When I joined Virgin Atlantic I wanted to fly the 747, but I stayed on the Airbus fleet to be able to always fly the newest airliners. Also, remember that flying is an international career, don’t wait for the “perfect job” to fall at your doorstep; be prepared to travel and see the world to gain flying experience and more importantly “life-experience”. I lived and flew from 6 different countries before landing my dream job with Virgin Atlantic.

Ever declared an emergency?

Many times in light aircraft for all sorts of technical issues. The most memorable was in a Piper Aztec, over the Snowy Mountains between Canberra and Melbourne. A fuel injector feed line snapped, feeding fuel directly onto the hot engine which subsequently caught fire.
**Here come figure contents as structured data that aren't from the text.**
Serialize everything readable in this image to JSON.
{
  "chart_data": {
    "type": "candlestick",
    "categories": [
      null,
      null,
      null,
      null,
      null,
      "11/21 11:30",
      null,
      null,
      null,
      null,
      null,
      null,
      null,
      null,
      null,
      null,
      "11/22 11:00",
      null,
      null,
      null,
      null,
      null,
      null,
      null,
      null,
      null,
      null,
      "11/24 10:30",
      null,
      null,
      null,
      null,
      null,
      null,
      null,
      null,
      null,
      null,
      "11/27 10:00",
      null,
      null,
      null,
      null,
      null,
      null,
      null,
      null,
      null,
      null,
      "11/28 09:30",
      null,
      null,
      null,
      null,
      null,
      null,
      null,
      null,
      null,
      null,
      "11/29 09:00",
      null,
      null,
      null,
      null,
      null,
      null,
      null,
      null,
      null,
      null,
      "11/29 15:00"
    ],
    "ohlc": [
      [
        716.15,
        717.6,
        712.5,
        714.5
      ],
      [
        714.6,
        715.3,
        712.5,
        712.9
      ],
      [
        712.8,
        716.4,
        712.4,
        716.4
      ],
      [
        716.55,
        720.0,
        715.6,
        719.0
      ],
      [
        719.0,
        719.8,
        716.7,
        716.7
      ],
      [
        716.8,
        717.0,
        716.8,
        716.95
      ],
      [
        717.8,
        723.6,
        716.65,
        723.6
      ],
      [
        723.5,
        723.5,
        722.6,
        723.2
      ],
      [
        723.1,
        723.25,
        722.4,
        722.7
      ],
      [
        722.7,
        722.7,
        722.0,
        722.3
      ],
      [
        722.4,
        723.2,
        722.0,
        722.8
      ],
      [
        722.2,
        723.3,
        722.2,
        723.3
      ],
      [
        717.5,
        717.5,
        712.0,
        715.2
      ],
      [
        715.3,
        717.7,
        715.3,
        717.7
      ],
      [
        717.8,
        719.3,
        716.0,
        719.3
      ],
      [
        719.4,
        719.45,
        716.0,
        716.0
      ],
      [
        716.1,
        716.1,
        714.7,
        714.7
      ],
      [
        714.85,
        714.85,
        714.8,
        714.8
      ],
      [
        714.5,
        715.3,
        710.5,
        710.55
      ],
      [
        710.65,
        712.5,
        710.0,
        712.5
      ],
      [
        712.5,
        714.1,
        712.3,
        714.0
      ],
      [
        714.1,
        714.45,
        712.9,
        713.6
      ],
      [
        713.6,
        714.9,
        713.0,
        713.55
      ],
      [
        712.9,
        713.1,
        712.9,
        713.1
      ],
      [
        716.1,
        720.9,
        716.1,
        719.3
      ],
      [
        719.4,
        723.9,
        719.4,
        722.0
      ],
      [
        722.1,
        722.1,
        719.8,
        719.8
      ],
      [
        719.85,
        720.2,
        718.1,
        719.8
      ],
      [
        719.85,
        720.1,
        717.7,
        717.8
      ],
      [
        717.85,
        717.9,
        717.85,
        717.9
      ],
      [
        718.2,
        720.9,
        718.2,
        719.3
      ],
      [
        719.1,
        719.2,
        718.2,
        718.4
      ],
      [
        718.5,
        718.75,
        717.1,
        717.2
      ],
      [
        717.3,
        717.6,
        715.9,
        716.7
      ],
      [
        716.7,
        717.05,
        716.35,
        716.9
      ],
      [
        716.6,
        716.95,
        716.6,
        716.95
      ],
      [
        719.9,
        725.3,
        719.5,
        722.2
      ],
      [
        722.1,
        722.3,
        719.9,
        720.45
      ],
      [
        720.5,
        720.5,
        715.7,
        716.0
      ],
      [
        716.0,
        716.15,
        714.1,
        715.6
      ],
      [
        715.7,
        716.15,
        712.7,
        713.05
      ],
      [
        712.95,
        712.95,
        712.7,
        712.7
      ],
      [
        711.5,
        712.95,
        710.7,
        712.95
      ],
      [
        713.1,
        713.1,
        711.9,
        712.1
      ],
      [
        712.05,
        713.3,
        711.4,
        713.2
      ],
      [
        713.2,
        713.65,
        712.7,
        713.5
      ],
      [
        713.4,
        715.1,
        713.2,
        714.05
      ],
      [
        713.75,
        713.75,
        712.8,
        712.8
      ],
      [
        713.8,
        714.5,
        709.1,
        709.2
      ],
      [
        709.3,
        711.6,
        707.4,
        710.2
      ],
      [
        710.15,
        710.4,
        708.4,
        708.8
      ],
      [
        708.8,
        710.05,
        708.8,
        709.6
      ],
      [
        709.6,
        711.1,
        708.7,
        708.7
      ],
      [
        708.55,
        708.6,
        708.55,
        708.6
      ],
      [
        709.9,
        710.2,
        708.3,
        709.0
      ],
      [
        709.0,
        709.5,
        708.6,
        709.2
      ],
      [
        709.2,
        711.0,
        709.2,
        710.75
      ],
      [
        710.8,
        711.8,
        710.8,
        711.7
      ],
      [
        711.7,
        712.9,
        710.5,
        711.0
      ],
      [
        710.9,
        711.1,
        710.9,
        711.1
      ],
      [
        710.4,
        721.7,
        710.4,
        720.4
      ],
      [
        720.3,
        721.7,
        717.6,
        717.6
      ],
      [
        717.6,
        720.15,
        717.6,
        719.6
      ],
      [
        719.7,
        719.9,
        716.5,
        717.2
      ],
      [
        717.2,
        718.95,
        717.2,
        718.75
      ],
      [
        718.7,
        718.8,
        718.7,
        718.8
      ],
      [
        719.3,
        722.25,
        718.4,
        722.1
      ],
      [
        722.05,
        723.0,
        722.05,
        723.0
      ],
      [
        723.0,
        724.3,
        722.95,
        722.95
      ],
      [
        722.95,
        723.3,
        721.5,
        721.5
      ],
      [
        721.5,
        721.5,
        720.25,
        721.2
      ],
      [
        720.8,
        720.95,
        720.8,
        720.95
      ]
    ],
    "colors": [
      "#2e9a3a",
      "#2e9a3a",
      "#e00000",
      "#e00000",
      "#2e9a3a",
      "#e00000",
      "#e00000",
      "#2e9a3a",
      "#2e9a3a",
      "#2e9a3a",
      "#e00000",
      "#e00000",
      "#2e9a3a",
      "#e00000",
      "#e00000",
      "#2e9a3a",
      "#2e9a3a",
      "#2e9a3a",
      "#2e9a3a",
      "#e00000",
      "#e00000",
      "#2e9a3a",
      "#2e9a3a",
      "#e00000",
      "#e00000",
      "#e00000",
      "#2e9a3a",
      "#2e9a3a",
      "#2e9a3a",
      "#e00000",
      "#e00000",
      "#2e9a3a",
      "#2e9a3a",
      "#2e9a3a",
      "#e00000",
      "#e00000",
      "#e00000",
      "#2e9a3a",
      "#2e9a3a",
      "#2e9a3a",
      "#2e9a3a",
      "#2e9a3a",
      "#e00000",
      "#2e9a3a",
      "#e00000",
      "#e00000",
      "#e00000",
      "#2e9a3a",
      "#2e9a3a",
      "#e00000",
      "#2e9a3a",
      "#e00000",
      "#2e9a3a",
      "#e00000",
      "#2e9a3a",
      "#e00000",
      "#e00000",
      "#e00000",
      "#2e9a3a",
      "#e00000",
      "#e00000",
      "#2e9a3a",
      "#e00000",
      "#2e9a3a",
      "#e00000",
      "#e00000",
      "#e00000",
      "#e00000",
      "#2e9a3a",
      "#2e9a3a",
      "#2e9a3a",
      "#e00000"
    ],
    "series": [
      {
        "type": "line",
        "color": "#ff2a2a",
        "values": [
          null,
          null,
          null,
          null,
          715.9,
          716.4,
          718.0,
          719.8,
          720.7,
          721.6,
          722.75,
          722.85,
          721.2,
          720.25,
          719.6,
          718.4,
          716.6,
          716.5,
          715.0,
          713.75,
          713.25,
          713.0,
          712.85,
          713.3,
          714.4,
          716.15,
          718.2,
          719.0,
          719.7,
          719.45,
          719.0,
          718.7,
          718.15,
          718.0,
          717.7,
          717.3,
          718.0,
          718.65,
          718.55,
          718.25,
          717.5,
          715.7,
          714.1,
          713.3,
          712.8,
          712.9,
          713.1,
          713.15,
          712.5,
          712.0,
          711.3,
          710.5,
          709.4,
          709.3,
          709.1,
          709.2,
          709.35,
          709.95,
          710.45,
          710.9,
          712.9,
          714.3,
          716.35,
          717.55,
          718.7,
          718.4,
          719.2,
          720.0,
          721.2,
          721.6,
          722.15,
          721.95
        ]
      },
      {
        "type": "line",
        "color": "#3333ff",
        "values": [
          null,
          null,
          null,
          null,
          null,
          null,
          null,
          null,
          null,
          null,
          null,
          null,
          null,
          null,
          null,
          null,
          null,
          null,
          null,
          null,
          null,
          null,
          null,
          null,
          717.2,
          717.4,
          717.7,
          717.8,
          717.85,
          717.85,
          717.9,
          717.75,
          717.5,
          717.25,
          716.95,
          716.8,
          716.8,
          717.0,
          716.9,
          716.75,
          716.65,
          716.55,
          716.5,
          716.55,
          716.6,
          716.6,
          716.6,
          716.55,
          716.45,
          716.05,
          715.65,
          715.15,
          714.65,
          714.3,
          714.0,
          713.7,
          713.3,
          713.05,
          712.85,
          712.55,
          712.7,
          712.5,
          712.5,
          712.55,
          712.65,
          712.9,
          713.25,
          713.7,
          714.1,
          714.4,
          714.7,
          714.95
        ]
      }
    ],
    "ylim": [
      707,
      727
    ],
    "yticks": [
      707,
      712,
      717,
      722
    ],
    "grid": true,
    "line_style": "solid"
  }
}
I shut down the engine and cut off the fuel, this eventually stopped the fire and we flew to Moorabbin on the remaining engine. I had a Channel 9 News Crew onboard, who filmed and sensationalised the event for TV. I was 19 and a TV “pilot hero.”

Ever tempted to own a small plane?

Not until recently. My feelings on the matter changed after flying the amazing Sling TSI, at the Sling Pilot Academy, Torrance, California. An amazingly capable and modern light aircraft. I can’t wait to fly it again.